Light My Fire
April 7, 1827: John Walker, an English chemist, invents the friction match. Fire is necessary for many tasks humans need to perform. Cooking is a major one and in the past heating and light came from fire, as well. Getting a fire started today is quite easy. But it wasn’t always so.
The first matches were chemically soaked cords that were continually burning and used to light other fires. They could burn either fast or slow and were classified as such. They burned at the rate of 1-15 seconds per centimeter. They were similar in design to today’s fuses.
Early precursor matches were developed in China in 577 and were small sticks of pinewood impregnated with sulfur. In 1805 the first modern match was created. The tip was coated with chemicals and it was stuck into a bottle of sulfuric acid to get a flammable reaction. It was both volatile and expensive.

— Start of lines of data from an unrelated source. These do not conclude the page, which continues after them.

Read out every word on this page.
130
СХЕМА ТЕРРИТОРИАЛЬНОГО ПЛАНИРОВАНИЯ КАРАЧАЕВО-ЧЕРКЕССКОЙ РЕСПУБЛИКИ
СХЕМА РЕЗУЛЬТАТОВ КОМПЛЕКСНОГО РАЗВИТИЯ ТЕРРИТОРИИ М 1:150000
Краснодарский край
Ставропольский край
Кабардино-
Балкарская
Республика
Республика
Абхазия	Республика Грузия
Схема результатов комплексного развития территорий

Early work done in the 1680s by Robert Boyle laid the groundwork for Walker’s new kind of match. Walker’s match could light by striking it against any rough surface. The resulting flame was not at all safe, however, and threw sparks – sometimes for several feet – and ignited unintended objects. It was also very stinky because it used sulfur. In 1830 Charles Sauria added white phosphorus and got rid of the offensive odor. The safety match was a refinement that was introduced in 1836. Book matches came on the scene in 1889. Today, there are also special purpose matches, such as storm matches. They are able to light when struck against any rough surface, but the stick itself is also coated with chemicals to keep them burning even in strong winds. The entire match is covered with a thin coat of wax, making them waterproof.
“Fire is never a gentle master.” – Proverb
“There can be no great smoke arise, but there must be some fire.” – John Lyly
“People who fight fire with fire usually end up with ashes.” – Abigail Van Buren
“He who sits by the fire, thankless for the fire, is just as if he had no fire. Nothing is possessed save in appreciation, of which thankfulness is the indispensable ingredient.” – W.J. Cameron
Also on this day, in 1969 RFC-1 was published, the beginning of the Internet.